According to the global financial services firm HSBC, the Central Bank would wait for a "clearer road" on trends before cutting rates in the second quarter of 2015.

"As both the IP (industrial production) and inflation prints were clouded by base related quirks, we expect the RBI to wait for a clearer read on trends before cutting rates in 2Q 2015," HSBC said in a research note on Monday.      

According to official figures, industrial production contracted by 4.2 percent in October, sharpest decline in three years, on poor show by manufacturing sector and dip in the output of capital as well as consumer goods.      

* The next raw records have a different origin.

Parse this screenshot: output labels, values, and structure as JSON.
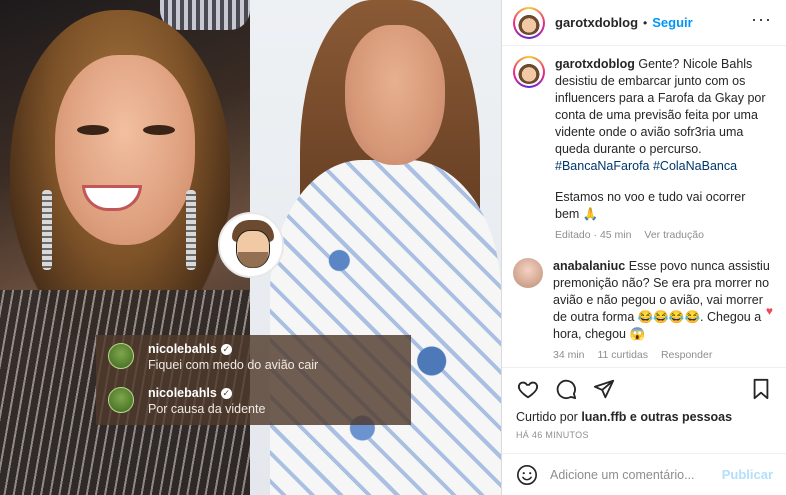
{
  "header": {
    "username": "garotxdoblog",
    "separator": "•",
    "follow_label": "Seguir",
    "more_label": "···"
  },
  "overlay_comments": [
    {
      "user": "nicolebahls",
      "text": "Fiquei com medo do avião cair"
    },
    {
      "user": "nicolebahls",
      "text": "Por causa da vidente"
    }
  ],
  "caption": {
    "user": "garotxdoblog",
    "text": "Gente? Nicole Bahls desistiu de embarcar junto com os influencers para a Farofa da Gkay por conta de uma previsão feita por uma vidente onde o avião sofr3ria uma queda durante o percurso.",
    "hashtags": "#BancaNaFarofa #ColaNaBanca",
    "text2": "Estamos no voo e tudo vai ocorrer bem 🙏",
    "meta_edited": "Editado · 45 min",
    "meta_translate": "Ver tradução"
  },
  "comment": {
    "user": "anabalaniuc",
    "text": "Esse povo nunca assistiu premonição não? Se era pra morrer no avião e não pegou o avião, vai morrer de outra forma 😂😂😂😂. Chegou a hora, chegou 😱",
    "meta_time": "34 min",
    "meta_likes": "11 curtidas",
    "meta_reply": "Responder"
  },
  "actions": {
    "liked_prefix": "Curtido por ",
    "liked_user": "luan.ffb",
    "liked_suffix": " e outras pessoas",
    "time_ago": "HÁ 46 MINUTOS"
  },
  "add_comment": {
    "placeholder": "Adicione um comentário...",
    "publish_label": "Publicar"
  },
  "colors": {
    "follow_blue": "#0095f6",
    "publish_disabled": "#b2dffc",
    "heart_red": "#ed4956",
    "hashtag_blue": "#00376b"
  }
}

The decline in industrial production could partly be attributed to larger than expected impact of Diwali related base effects, the HSBC report said, adding that there could be some comfort next month given the manufacturing PMI for November has shown a healthy uptick.

Meanwhile, according to the Consumer Price Index data, cheaper food items helped retail inflation drop to a new low of 4.38 percent in November -- the fifth consecutive month of decline.

This declining trend in year-on-year inflation is likely to end this month, as favourable base effects wear off and the pass through of weaker oil prices is limited due to fuel tax hikes, HSBC said.

"As base effects for both IP and CPI normalise over the coming months, the RBI can get a cleaner read on trends before changing its policy stance. We think the RBI will cut policy rates by 50 bps starting 2Q (second quarter) 2015," it said.

At the monetary policy review on December 2, RBI Governor Raghuram Rajan chose to hold rates, saying it is premature to go in for a cut, but painted an optimistic picture, saying inflation is coming under control.